Question

If the triangle PQR varies, then the minimum value of $\cos \left( P+Q \right)+\cos \left( Q+R \right)+\cos \left( R+P \right)$ is
(a) $\dfrac{-3}{2}$
(b) $\dfrac{5}{3}$
(c) $\dfrac{3}{2}$
(d) $\dfrac{-5}{3}$

Answer 1

Hint: We will first try to simplify the given expression $\cos \left( P+Q \right)+\cos \left( Q+R \right)+\cos \left( R+P \right)$ for a triangle PQR. Then we will try to find the minimum value of the simplified expression by considering the best suitable case according to the expression.

Complete step-by-step answer:
We know that for any triangle PQR, the sum of all angles in a triangle is $\pi $.
That is, $P+Q+R=\pi $

Now, we can write the sum of any two angles of a triangle in the form of a third angle.
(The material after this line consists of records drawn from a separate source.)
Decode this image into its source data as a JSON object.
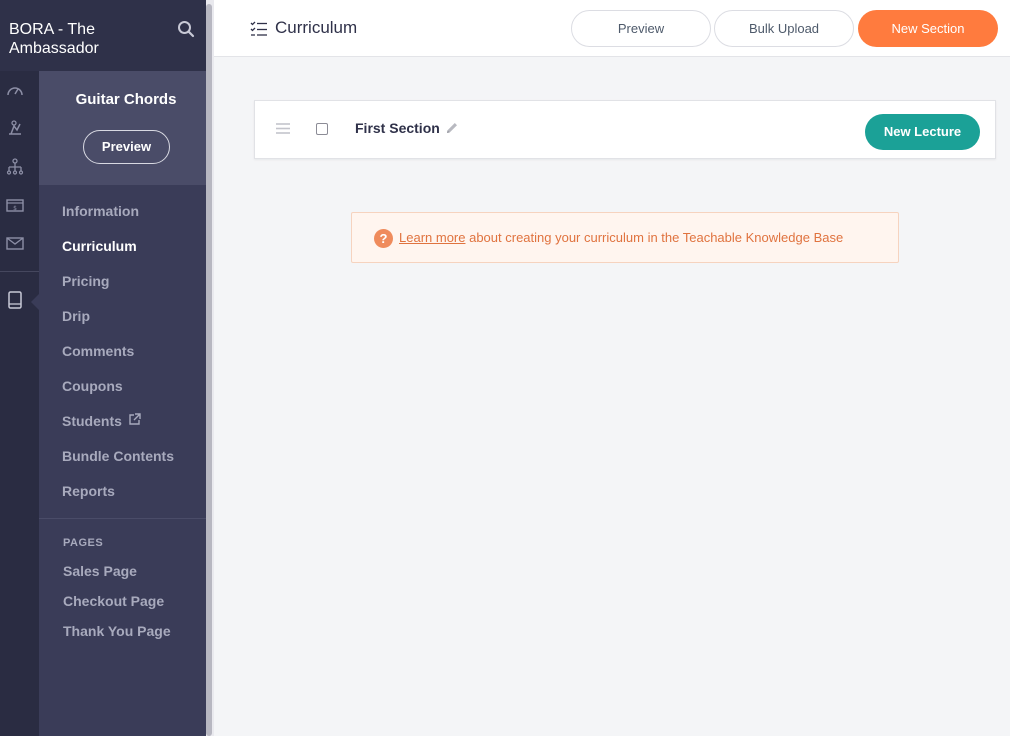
{
  "school": {
    "name": "BORA - The Ambassador"
  },
  "rail": {
    "icons": [
      "dashboard-icon",
      "marketing-icon",
      "sitemap-icon",
      "sales-icon",
      "email-icon",
      "courses-icon"
    ]
  },
  "course": {
    "title": "Guitar Chords",
    "preview_label": "Preview"
  },
  "nav": {
    "items": [
      {
        "label": "Information",
        "active": false
      },
      {
        "label": "Curriculum",
        "active": true
      },
      {
        "label": "Pricing",
        "active": false
      },
      {
        "label": "Drip",
        "active": false
      },
      {
        "label": "Comments",
        "active": false
      },
      {
        "label": "Coupons",
        "active": false
      },
      {
        "label": "Students",
        "active": false,
        "external": true
      },
      {
        "label": "Bundle Contents",
        "active": false
      },
      {
        "label": "Reports",
        "active": false
      }
    ],
    "pages_label": "PAGES",
    "pages": [
      "Sales Page",
      "Checkout Page",
      "Thank You Page"
    ]
  },
  "header": {
    "title": "Curriculum",
    "preview_label": "Preview",
    "bulk_upload_label": "Bulk Upload",
    "new_section_label": "New Section"
  },
  "section": {
    "name": "First Section",
    "new_lecture_label": "New Lecture"
  },
  "banner": {
    "link_text": "Learn more",
    "text": " about creating your curriculum in the Teachable Knowledge Base",
    "help_glyph": "?"
  },
  "colors": {
    "sidebar": "#2f3149",
    "accent_orange": "#ff7b3e",
    "accent_teal": "#1ba197",
    "banner_text": "#e0733f"
  }
}
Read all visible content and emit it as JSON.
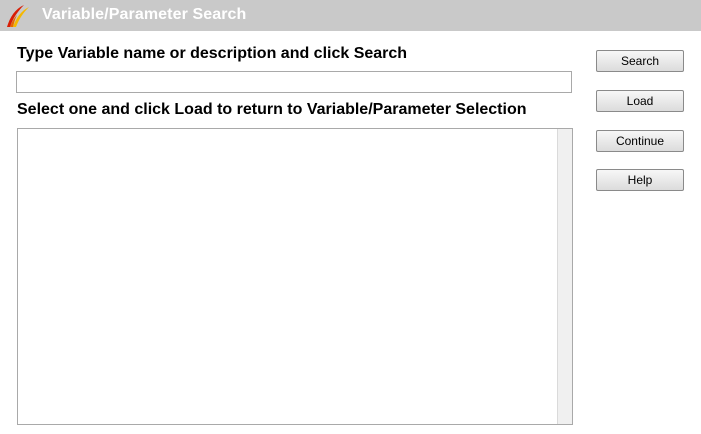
{
  "window": {
    "title": "Variable/Parameter Search",
    "icon": "app-logo-icon"
  },
  "search": {
    "instruction": "Type Variable name or description and click Search",
    "value": "",
    "placeholder": ""
  },
  "results": {
    "instruction": "Select one and click Load to return to Variable/Parameter Selection",
    "items": []
  },
  "buttons": {
    "search": "Search",
    "load": "Load",
    "continue": "Continue",
    "help": "Help"
  },
  "colors": {
    "titlebar": "#c9c9c9",
    "title_text": "#ffffff",
    "logo_red": "#d81e05",
    "logo_yellow": "#f5b800"
  }
}
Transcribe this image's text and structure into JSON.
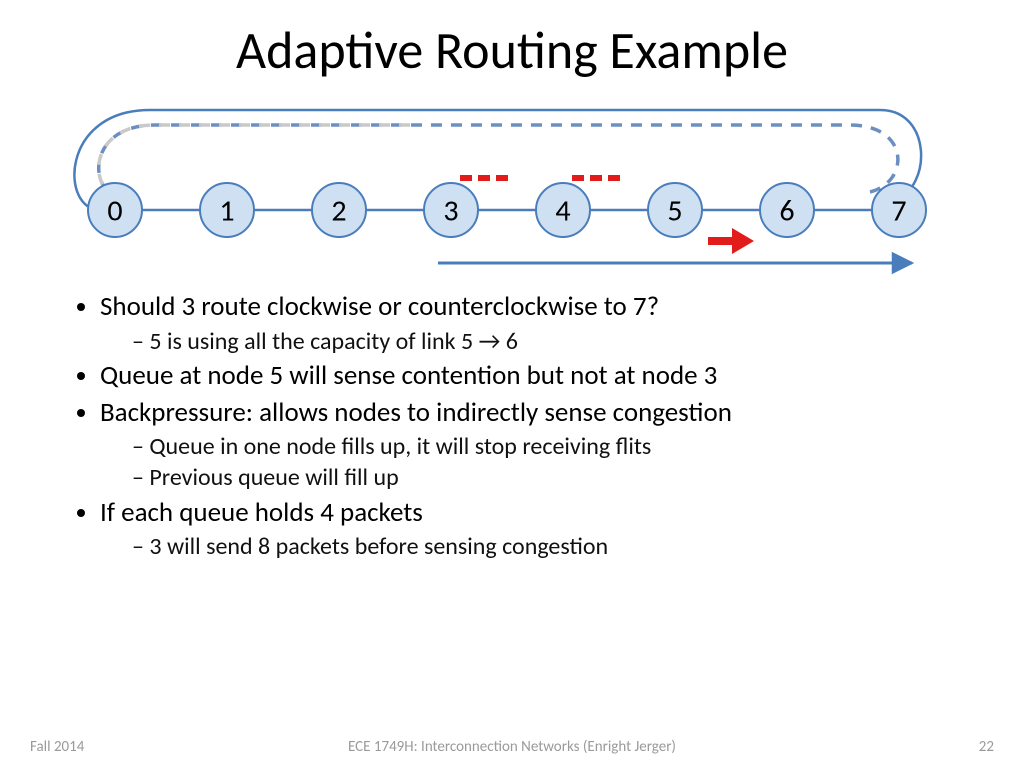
{
  "title": "Adaptive Routing Example",
  "nodes": [
    "0",
    "1",
    "2",
    "3",
    "4",
    "5",
    "6",
    "7"
  ],
  "bullets": {
    "b1": "Should 3 route clockwise or counterclockwise to 7?",
    "b1_1": "5 is using all the capacity of link 5 → 6",
    "b2": "Queue at node 5 will sense contention but not at node 3",
    "b3": "Backpressure: allows nodes to indirectly sense congestion",
    "b3_1": "Queue in one node fills up, it will stop receiving flits",
    "b3_2": "Previous queue will fill up",
    "b4": "If each queue holds 4 packets",
    "b4_1": "3 will send 8 packets before sensing congestion"
  },
  "footer": {
    "left": "Fall 2014",
    "center": "ECE 1749H: Interconnection Networks (Enright Jerger)",
    "right": "22"
  },
  "colors": {
    "node_fill": "#CFE0F2",
    "node_stroke": "#4A7DBB",
    "link": "#4A7DBB",
    "accent": "#E21B1B"
  }
}
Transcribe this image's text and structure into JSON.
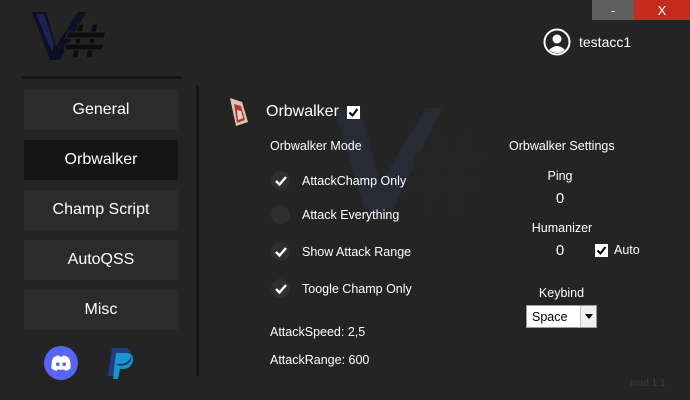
{
  "window": {
    "minimize_label": "-",
    "close_label": "X"
  },
  "user": {
    "name": "testacc1"
  },
  "sidebar": {
    "items": [
      {
        "label": "General",
        "active": false
      },
      {
        "label": "Orbwalker",
        "active": true
      },
      {
        "label": "Champ Script",
        "active": false
      },
      {
        "label": "AutoQSS",
        "active": false
      },
      {
        "label": "Misc",
        "active": false
      }
    ]
  },
  "main": {
    "title": "Orbwalker",
    "title_enabled": true,
    "mode_label": "Orbwalker Mode",
    "options": [
      {
        "label": "AttackChamp Only",
        "checked": true
      },
      {
        "label": "Attack Everything",
        "checked": false
      },
      {
        "label": "Show Attack Range",
        "checked": true
      },
      {
        "label": "Toogle Champ Only",
        "checked": true
      }
    ],
    "attack_speed": "AttackSpeed: 2,5",
    "attack_range": "AttackRange: 600",
    "settings": {
      "title": "Orbwalker Settings",
      "ping_label": "Ping",
      "ping_value": "0",
      "humanizer_label": "Humanizer",
      "humanizer_value": "0",
      "auto_label": "Auto",
      "auto_checked": true,
      "keybind_label": "Keybind",
      "keybind_value": "Space"
    }
  },
  "footer": {
    "version": "load 1.1"
  },
  "colors": {
    "background": "#242424",
    "nav_item": "#2b2b2b",
    "nav_active": "#151515",
    "close_red": "#c42b1c",
    "discord": "#5865f2",
    "paypal_dark": "#253b80",
    "paypal_light": "#179bd7"
  },
  "icons": {
    "logo": "v-hash-logo",
    "user": "user-circle-icon",
    "discord": "discord-icon",
    "paypal": "paypal-icon",
    "champion": "champion-portrait-icon"
  }
}
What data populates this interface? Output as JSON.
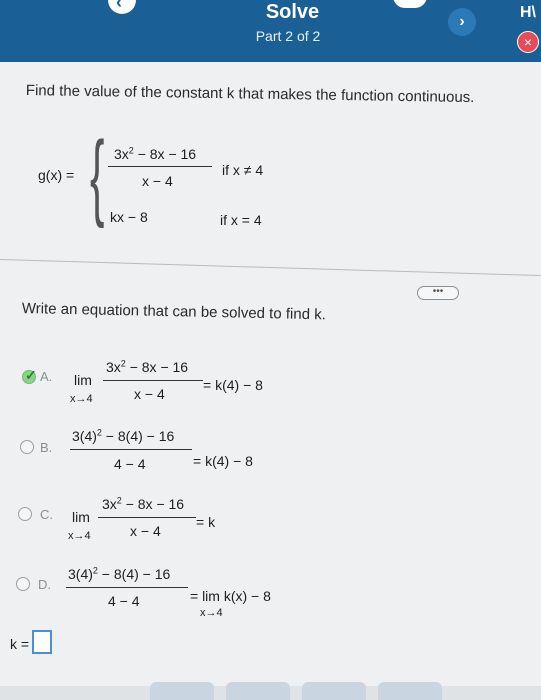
{
  "header": {
    "title": "Solve",
    "subtitle": "Part 2 of 2",
    "hw_label": "H\\",
    "next_symbol": "›",
    "close_symbol": "×",
    "back_symbol": "‹"
  },
  "question": {
    "text": "Find the value of the constant k that makes the function continuous.",
    "function_label": "g(x)  =",
    "piece1_numerator_a": "3x",
    "piece1_numerator_exp": "2",
    "piece1_numerator_b": " − 8x − 16",
    "piece1_denominator": "x − 4",
    "piece1_condition": "if x ≠ 4",
    "piece2_expr": "kx − 8",
    "piece2_condition": "if x = 4"
  },
  "more_label": "•••",
  "prompt": "Write an equation that can be solved to find k.",
  "options": {
    "a": {
      "letter": "A.",
      "lim": "lim",
      "sub": "x→4",
      "num_a": "3x",
      "num_exp": "2",
      "num_b": " − 8x − 16",
      "den": "x − 4",
      "rhs": "= k(4) − 8",
      "selected": true
    },
    "b": {
      "letter": "B.",
      "num_a": "3(4)",
      "num_exp": "2",
      "num_b": " − 8(4) − 16",
      "den": "4 − 4",
      "rhs": "= k(4) − 8"
    },
    "c": {
      "letter": "C.",
      "lim": "lim",
      "sub": "x→4",
      "num_a": "3x",
      "num_exp": "2",
      "num_b": " − 8x − 16",
      "den": "x − 4",
      "rhs": "= k"
    },
    "d": {
      "letter": "D.",
      "num_a": "3(4)",
      "num_exp": "2",
      "num_b": " − 8(4) − 16",
      "den": "4 − 4",
      "rhs": "=  lim k(x) − 8",
      "rhs_sub": "x→4"
    }
  },
  "answer": {
    "label": "k =",
    "value": ""
  },
  "colors": {
    "header": "#1b5f97",
    "accent": "#4b8fd6",
    "close": "#e84b55",
    "correct": "#8fd18a"
  }
}
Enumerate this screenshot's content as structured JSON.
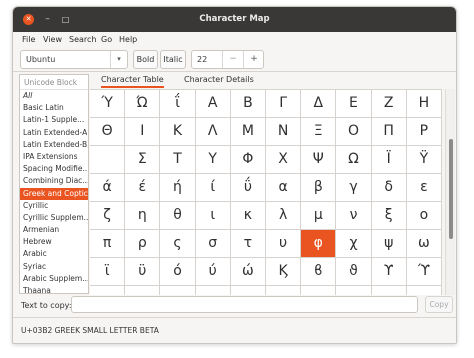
{
  "window": {
    "title": "Character Map"
  },
  "menu": [
    "File",
    "View",
    "Search",
    "Go",
    "Help"
  ],
  "toolbar": {
    "font_value": "Ubuntu",
    "bold_label": "Bold",
    "italic_label": "Italic",
    "size_value": "22",
    "minus_label": "−",
    "plus_label": "+"
  },
  "sidebar": {
    "header": "Unicode Block",
    "items": [
      "All",
      "Basic Latin",
      "Latin-1 Supple...",
      "Latin Extended-A",
      "Latin Extended-B",
      "IPA Extensions",
      "Spacing Modifie...",
      "Combining Diac...",
      "Greek and Coptic",
      "Cyrillic",
      "Cyrillic Supplem...",
      "Armenian",
      "Hebrew",
      "Arabic",
      "Syriac",
      "Arabic Supplem...",
      "Thaana"
    ],
    "selected_index": 8
  },
  "tabs": [
    "Character Table",
    "Character Details"
  ],
  "grid": {
    "selected": [
      5,
      6
    ],
    "rows": [
      [
        "Ύ",
        "Ώ",
        "ΐ",
        "Α",
        "Β",
        "Γ",
        "Δ",
        "Ε",
        "Ζ",
        "Η"
      ],
      [
        "Θ",
        "Ι",
        "Κ",
        "Λ",
        "Μ",
        "Ν",
        "Ξ",
        "Ο",
        "Π",
        "Ρ"
      ],
      [
        "",
        "Σ",
        "Τ",
        "Υ",
        "Φ",
        "Χ",
        "Ψ",
        "Ω",
        "Ϊ",
        "Ϋ"
      ],
      [
        "ά",
        "έ",
        "ή",
        "ί",
        "ΰ",
        "α",
        "β",
        "γ",
        "δ",
        "ε"
      ],
      [
        "ζ",
        "η",
        "θ",
        "ι",
        "κ",
        "λ",
        "μ",
        "ν",
        "ξ",
        "ο"
      ],
      [
        "π",
        "ρ",
        "ς",
        "σ",
        "τ",
        "υ",
        "φ",
        "χ",
        "ψ",
        "ω"
      ],
      [
        "ϊ",
        "ϋ",
        "ό",
        "ύ",
        "ώ",
        "Ϗ",
        "ϐ",
        "ϑ",
        "ϒ",
        "ϓ"
      ],
      [
        "",
        "",
        "",
        "",
        "",
        "",
        "",
        "",
        "",
        ""
      ]
    ]
  },
  "copy": {
    "label": "Text to copy:",
    "button_label": "Copy",
    "value": ""
  },
  "status": "U+03B2 GREEK SMALL LETTER BETA"
}
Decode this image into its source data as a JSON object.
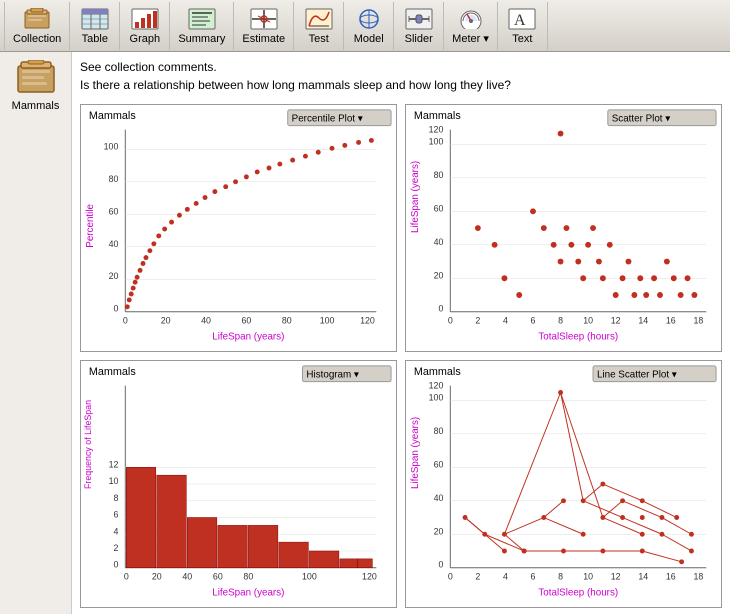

Then,
$\begin{align}
  & P+Q=\pi -R \\
 & Q+R=\pi -P \\
 & R+P=\pi -Q \\
\end{align}$

We should remember the identity $\cos \left( \pi -\theta \right)=-\cos \theta $
Thus, taking cosines over the above angles, we get
\[\left. \begin{align}
  & \cos \left( P+Q \right)=\cos \left( \pi -R \right)=-\cos R \\
 & \cos \left( Q+R \right)=\cos \left( \pi -P \right)=-\cos P \\
 & \cos \left( R+P \right)=\cos \left( \pi -Q \right)=-\cos Q\text{ } \\
\end{align} \right\}\ldots \left( i \right)\]

Now, the expression given to us is $\cos \left( P+Q \right)+\cos \left( Q+R \right)+\cos \left( R+P \right)$.
This can be written from equation (i) as
$\begin{align}
  & \cos \left( P+Q \right)+\cos \left( Q+R \right)+\cos \left( R+P \right) \\
 & =-\cos R-\cos P-\cos Q \\
 & =-\left( \cos P+\cos Q+\cos R \right) \\
\end{align}$

Now to find the minimum value of $\cos \left( P+Q \right)+\cos \left( Q+R \right)+\cos \left( R+P \right)$ ,
We must find the minimum value of $-\left( \cos P+\cos Q+\cos R \right)$,
That is, we must find the maximum value of $+\left( \cos P+\cos Q+\cos R \right)$

Now, as $P+Q+R=\pi $,
The values of cosines are maximum when $P=Q=R=\dfrac{\pi }{3}$, that is, when triangle PQR is an equilateral triangle.
Thus, $\cos P=\cos Q=\cos R=\cos \dfrac{\pi }{3}=\dfrac{1}{2}$
Therefore, the maximum value of $+\left( \cos P+\cos Q+\cos R \right)$ is $\dfrac{1}{2}+\dfrac{1}{2}+\dfrac{1}{2}=\dfrac{3}{2}$
That is, minimum value of $-\left( \cos P+\cos Q+\cos R \right)$ is $\dfrac{-3}{2}$

Hence, the minimum value of $\cos \left( P+Q \right)+\cos \left( Q+R \right)+\cos \left( R+P \right)$ is $\dfrac{-3}{2}$

So, the correct answer is “Option A”.

Note: While solving such questions, we should have an approach in mind. We should have a rough idea of how to solve the questions in our mind and then we should assess the trigonometric identities that will be required to solve the question. This helps us to form our answer neatly and avoid mistakes. Because it is easy to confuse the intervals in which our identity is valid. For example, the identity $\cos \left( \pi -\theta \right)=-\cos \theta $is valid only for the interval $\left[ \dfrac{\pi }{2},\pi \right]$ which becomes a key factor in solving the questions.